The Chinese tech giant, Huawei Technologies Co. Ltd., has remained in the headlines throughout 2019. After being initiated into the Entity List in May and subsequently launching its own operating system—HarmonyOS—at the start of this month as a potential surrogate for Android, the company is now considering the installation of the Russian operating system Aurora on 360,000 tablets by August next year (via Reuters).
On paper, the reason for installing Aurora on the tablets is for carrying out Russia"s population consensus in 2020. A Huawei spokesperson confirmed that the company is currently holding talks with the Russian Ministry of Communications. Two sources at Reuters specified, "Huawei is interested in the project. It showed samples of tablets that could be used," and, "This is a pilot project. We see it as the first stage of launching the Russian OS on Huawei devices."
Rostelecom, Russia"s leading long-distance telecommunications provider, owns Aurora and is the only contractor dealing with the tablets tasked for gathering the data for the consensus next year.
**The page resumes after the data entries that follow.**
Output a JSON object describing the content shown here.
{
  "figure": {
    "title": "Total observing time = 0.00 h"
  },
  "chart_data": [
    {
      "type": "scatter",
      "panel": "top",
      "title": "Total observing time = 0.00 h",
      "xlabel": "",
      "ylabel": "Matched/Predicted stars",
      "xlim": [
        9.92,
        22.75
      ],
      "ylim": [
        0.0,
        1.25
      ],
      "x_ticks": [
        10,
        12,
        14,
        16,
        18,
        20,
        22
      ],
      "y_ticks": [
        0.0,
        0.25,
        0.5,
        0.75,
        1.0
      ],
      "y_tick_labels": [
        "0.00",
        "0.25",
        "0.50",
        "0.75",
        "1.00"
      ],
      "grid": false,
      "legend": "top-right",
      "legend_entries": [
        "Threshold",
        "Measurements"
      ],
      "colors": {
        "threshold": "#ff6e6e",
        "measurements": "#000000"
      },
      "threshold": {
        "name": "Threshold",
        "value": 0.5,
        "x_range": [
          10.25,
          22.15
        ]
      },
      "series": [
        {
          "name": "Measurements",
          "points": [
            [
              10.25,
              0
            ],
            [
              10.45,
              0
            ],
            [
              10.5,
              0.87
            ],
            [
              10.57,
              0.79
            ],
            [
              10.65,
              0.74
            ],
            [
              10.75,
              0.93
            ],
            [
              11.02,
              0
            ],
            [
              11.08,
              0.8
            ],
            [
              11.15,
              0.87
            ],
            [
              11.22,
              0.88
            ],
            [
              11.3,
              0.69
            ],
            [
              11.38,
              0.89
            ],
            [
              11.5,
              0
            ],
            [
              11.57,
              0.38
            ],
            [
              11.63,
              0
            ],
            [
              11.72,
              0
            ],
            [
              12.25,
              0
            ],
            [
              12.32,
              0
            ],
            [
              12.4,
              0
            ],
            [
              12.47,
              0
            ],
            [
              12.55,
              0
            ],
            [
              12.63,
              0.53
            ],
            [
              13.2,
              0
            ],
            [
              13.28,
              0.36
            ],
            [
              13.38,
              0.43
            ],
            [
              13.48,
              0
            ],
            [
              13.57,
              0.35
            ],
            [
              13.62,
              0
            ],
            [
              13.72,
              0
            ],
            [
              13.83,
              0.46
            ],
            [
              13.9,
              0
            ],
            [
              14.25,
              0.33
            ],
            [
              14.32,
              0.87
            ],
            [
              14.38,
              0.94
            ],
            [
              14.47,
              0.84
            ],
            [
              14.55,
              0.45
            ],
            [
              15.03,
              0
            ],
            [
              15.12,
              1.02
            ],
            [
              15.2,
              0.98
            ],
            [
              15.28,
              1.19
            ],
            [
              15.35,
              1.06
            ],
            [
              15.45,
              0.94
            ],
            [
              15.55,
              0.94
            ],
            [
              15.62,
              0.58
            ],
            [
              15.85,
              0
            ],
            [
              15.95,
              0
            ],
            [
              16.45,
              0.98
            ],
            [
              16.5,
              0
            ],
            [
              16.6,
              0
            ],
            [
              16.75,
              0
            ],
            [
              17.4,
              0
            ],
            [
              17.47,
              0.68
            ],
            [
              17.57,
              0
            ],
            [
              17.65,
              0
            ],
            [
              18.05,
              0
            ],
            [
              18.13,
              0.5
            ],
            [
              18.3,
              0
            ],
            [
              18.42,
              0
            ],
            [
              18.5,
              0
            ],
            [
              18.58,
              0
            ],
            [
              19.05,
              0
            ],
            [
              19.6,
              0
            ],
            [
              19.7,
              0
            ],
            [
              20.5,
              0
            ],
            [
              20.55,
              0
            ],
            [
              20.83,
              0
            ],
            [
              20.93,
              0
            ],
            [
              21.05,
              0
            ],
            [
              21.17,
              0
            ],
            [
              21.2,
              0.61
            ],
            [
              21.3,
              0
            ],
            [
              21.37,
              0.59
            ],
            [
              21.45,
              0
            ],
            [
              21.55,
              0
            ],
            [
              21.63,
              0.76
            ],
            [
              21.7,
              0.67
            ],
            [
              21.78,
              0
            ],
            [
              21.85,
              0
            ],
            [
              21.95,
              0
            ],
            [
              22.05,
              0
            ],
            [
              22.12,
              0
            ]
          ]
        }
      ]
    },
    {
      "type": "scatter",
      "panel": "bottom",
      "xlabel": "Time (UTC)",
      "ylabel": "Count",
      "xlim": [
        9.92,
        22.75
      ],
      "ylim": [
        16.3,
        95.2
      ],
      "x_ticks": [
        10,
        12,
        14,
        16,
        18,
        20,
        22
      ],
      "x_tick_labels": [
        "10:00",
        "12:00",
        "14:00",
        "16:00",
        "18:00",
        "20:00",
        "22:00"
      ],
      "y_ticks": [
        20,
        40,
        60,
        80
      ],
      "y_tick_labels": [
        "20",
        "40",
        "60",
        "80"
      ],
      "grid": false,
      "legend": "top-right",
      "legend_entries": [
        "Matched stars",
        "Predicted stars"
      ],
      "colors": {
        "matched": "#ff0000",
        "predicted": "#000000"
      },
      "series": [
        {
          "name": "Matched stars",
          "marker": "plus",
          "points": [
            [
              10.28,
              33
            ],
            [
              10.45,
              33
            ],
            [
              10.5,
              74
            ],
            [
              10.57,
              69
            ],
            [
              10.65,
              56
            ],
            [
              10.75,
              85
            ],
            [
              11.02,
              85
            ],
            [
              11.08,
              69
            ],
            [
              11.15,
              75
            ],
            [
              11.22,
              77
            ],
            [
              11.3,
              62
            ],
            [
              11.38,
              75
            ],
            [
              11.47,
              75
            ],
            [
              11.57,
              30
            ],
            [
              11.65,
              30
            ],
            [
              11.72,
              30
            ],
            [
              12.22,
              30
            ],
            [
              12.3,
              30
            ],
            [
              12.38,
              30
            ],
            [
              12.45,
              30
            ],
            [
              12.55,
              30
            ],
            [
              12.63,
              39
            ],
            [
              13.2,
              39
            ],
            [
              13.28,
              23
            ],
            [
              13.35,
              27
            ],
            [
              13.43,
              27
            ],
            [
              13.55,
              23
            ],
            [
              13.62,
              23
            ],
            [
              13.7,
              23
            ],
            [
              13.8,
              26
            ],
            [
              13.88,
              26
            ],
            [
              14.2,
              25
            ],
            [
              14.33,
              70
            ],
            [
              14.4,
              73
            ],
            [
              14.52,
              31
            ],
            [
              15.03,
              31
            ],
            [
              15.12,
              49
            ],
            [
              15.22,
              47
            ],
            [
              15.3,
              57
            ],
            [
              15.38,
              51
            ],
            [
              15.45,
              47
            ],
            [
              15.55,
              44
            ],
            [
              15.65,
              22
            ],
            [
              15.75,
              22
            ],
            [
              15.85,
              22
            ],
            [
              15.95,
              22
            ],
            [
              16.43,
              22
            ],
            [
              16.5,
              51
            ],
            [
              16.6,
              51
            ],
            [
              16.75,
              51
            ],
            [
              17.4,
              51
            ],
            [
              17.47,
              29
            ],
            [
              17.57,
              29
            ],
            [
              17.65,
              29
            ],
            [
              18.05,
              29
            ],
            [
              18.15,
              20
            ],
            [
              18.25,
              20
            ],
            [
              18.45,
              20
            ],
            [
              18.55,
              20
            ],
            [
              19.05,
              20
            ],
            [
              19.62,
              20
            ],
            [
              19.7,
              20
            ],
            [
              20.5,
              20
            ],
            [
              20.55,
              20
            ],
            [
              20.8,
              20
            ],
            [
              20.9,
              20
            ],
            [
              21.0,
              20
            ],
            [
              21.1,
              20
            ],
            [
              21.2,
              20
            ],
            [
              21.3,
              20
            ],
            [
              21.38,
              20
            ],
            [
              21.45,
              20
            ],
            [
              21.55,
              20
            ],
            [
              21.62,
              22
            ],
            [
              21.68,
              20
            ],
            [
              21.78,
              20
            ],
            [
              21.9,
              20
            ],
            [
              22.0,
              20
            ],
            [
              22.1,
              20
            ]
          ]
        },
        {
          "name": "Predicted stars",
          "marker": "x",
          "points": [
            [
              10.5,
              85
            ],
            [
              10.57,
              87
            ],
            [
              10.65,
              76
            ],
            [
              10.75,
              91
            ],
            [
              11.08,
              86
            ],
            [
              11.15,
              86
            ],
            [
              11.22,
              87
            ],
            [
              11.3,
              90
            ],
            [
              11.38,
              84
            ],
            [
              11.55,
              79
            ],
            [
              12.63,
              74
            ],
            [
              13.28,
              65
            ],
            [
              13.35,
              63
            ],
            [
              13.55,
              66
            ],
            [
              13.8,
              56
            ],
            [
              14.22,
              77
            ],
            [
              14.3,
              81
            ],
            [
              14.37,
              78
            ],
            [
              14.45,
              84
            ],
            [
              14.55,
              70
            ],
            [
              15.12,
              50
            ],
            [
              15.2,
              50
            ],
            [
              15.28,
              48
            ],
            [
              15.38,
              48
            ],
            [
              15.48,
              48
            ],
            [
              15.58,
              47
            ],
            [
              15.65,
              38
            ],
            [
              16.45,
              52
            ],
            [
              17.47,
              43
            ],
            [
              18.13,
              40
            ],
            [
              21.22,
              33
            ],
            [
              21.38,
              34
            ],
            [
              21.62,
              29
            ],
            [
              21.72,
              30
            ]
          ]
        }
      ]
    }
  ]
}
The telecommunications operator wrote:
Various options for collaboration with Huawei are currently being considered with participation of the Ministry of Communications... We don’t disclose details yet, there is an agreement on confidentiality.
While the Shenzhen based company has been given some leeway in the previous months by the United States and is expected to get another 90 days to buy from US suppliers, the company is still not sailing in safe waters. Huawei knows that too, and the company"s founder, Ren Zhengfei, intends on a three to five years long overhaul of the entire company to put up an invincible army that is "capable of achieving victory". How propitious these steps will prove to be for the tech giant, remains to be seen.